Blackwell Publishing has a new book out called The Internet in Everyday Life. It includes studies of everything from online shopping to "telecommuting" from home on the Internet. Caroline Haythornthwaite, who runs an information technology program at the University of Illinois, edited the book along with a colleague from Toronto. She says the average American Internet user is on the Net 11 hours a week - experienced users, 16 hours a week. That's two full workdays' worth of time - time that was once spent on other things.

So what's lost? Human contact, perhaps. "To me, that's how I connect to people," she said. "If you think we've gone away from the telephone to e-mail, have you lost anything there? Some of the real changes that seem to show up in the statistics are less TV and less sleep. The sleep business could be the fact that the people who are using the Internet are also the same kind of people who are wired into being active and ambitious. It's their time of life for getting a lot of work done, not their time for doing a lot of work or watching TV."

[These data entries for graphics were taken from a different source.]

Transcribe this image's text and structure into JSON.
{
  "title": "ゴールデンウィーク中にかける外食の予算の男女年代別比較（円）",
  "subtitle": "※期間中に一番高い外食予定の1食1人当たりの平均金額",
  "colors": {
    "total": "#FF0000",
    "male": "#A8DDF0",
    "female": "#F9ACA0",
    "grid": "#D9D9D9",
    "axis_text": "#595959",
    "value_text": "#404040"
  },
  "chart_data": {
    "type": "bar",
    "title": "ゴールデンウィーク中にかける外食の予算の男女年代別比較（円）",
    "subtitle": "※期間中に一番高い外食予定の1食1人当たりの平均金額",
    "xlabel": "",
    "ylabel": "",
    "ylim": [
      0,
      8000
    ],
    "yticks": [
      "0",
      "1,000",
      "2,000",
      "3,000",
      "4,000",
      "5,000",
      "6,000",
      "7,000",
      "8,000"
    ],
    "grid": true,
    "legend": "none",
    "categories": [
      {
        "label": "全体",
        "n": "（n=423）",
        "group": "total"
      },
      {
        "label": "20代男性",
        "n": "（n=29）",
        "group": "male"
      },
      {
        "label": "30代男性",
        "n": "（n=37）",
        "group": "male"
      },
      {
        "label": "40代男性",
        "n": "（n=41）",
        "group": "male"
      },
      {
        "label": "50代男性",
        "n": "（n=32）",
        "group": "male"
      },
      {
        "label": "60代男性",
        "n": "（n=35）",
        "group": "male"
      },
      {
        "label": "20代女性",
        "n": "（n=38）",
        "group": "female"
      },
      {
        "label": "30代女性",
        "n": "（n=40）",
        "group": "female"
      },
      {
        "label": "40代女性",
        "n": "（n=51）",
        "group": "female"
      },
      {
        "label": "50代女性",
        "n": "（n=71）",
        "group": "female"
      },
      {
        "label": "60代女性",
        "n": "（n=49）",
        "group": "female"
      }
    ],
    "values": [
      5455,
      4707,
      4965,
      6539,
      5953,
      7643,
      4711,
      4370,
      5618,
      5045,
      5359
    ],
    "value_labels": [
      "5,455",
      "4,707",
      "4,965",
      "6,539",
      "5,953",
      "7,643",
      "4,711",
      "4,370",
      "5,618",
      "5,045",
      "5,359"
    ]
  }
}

Ms. Haythornthwaite says studies have detected a difference in the ways that men and women tend to use the Intenet. "The young, white males were the first ones on there," said Ms. Haythornthwaite. "The culture of young, white males became some of the early culture, some of the early ways of talking on the Internet and ways of behaving through e-mail. A lot of programming stuff. When the women started getting on, the tone is slightly different - more of the family communication. So they're talking about different things. There are other studies that show women have always been the ones looking for medical information. They're the caregivers in the family, and they're doing that."

For many Americans, the computer Internet is now the principal tool to search out specialized as well as basic information. But it's also used to find romantic partners, get divorced, make hotel and airplane reservations, copy songs, shop for gifts, form clubs with unseen cyberfriends . . . and even to listen to broadcasters like the Voice of America.